The rewritten interviews illustrate Patterson’s audacious sense of fun, with many questions eliciting a snort of disbelieving laughter. No one else, I suspect, would ask the impeccable Beyoncé the old Smash Hits favourite, ‘Have you ever been sick all down your cleavage?’ (No, unsurprisingly.) She is unapologetically partisan, with a burning passion for bright, opinionated stars like Jarvis Cocker and Noel Gallagher. If, on the other hand, you’re snide, bullying, humourless or, God forbid, dull then ‘(Snip!)’ — as Smash Hits used to say. Patterson’s interview with the militantly tedious Westlife amounts to banging her head against a beige wall. ‘What’s the point of you, do you think?’ she asks. ‘We like to sing,’ says one of the Boring Ones.
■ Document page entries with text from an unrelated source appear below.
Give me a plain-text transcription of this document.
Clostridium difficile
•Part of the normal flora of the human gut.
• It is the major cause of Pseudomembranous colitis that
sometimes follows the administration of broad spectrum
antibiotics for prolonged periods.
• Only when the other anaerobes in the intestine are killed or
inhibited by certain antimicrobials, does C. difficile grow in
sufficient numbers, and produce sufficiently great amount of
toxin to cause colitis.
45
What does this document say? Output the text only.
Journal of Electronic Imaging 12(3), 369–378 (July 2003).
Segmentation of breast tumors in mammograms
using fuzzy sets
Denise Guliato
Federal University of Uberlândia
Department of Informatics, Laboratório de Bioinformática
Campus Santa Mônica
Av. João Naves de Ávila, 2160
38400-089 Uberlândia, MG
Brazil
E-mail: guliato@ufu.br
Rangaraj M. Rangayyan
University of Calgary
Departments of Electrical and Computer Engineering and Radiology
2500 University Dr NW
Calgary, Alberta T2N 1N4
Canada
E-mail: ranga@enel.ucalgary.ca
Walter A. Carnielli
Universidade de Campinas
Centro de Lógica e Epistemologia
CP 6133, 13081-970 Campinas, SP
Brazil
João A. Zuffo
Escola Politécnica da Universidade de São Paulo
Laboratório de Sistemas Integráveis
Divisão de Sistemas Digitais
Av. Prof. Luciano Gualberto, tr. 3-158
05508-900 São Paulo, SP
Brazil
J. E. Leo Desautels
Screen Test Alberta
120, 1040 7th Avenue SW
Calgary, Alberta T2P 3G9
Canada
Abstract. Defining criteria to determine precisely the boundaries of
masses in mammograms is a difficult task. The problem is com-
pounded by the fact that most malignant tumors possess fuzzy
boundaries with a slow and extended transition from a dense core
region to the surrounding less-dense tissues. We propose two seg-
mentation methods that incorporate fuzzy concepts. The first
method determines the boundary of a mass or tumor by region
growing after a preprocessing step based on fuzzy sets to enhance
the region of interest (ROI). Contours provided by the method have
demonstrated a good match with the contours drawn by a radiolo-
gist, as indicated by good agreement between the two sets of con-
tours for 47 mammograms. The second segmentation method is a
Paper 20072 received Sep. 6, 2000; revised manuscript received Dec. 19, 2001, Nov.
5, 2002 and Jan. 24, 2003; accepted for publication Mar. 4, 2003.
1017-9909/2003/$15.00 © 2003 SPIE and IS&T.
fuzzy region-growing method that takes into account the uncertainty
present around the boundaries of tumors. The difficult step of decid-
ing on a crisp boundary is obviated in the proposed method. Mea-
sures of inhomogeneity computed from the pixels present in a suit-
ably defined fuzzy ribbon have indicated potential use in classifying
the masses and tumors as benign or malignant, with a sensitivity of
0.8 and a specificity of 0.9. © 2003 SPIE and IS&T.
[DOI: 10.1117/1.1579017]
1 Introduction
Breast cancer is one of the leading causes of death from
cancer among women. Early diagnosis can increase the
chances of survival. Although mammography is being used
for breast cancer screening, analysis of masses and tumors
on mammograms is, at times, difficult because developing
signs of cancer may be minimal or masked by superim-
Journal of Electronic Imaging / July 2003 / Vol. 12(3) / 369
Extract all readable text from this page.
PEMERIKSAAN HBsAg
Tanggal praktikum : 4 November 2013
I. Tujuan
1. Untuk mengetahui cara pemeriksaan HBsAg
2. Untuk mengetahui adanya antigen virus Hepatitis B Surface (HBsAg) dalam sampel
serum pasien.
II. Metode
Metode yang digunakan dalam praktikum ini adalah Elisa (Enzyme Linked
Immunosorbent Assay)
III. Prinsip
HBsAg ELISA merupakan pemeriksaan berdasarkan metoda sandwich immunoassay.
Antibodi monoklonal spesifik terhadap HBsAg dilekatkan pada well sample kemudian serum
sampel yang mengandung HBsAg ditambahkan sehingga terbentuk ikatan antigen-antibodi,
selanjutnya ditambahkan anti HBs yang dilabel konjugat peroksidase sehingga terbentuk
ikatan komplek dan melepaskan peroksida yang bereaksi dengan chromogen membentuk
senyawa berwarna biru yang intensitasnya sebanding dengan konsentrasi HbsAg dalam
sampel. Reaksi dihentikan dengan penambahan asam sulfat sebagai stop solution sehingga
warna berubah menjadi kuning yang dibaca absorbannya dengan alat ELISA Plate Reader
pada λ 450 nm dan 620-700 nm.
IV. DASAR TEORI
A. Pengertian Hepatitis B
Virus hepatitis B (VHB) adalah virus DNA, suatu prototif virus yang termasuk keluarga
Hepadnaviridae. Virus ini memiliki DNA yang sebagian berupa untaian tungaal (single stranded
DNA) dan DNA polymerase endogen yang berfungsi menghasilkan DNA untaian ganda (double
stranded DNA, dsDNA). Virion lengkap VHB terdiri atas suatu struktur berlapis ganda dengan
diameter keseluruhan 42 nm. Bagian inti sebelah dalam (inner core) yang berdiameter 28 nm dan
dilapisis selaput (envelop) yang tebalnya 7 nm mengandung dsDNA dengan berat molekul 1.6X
Unfortunately, Westlife won and the book gradually takes on an angry, mournful tone. Patterson’s first boss, at the shortlived (and misspelt) Dundee magazine Etcetra, condensed the secret of success into ‘K.I.S.S.: Keep It Simple for the Stupids.’ The magazines that Patterson loved scoffed at such cynicism, but Smash Hits, The Face and The Word are gone, NME is a shrivelled husk and K.I.S.S. reigns supreme. A crueller, shallower media breeds paranoid, overprotected pop stars too scared to be interesting. After Patterson is sucked into a bruising and unnecessary online dust-up over an interview with the band Warpaint, she rages: ‘We live in spineless, reactionary and hideously po-faced times.’
Is this just the jaundiced nostalgia of middle age? I don’t think so. The music industry has indeed become more timid and conservative, journalism more desperate, the carefree fun of Smash Hits unimaginable. Every music journalist old and lucky enough to have experienced a more liberated era feels the walls closing in. In particular, Patterson’s style of interviewing — energetic, open-hearted, risk-taking, provocative — has become almost impossible. She closes her book with an appreciation for life undiminished and her accumulated wisdom put to good use (it turns out that Bono and Spike Milligan were right all along), but it’s still a crying shame.
In Patterson’s unsent resignation email to NME in 2001, reprinted here, she decries the lack of ‘love or poetry or art or depth or compassion’ in the new world of music journalism. For those who feel likewise, it is no small consolation to read a book that overflows with those qualities.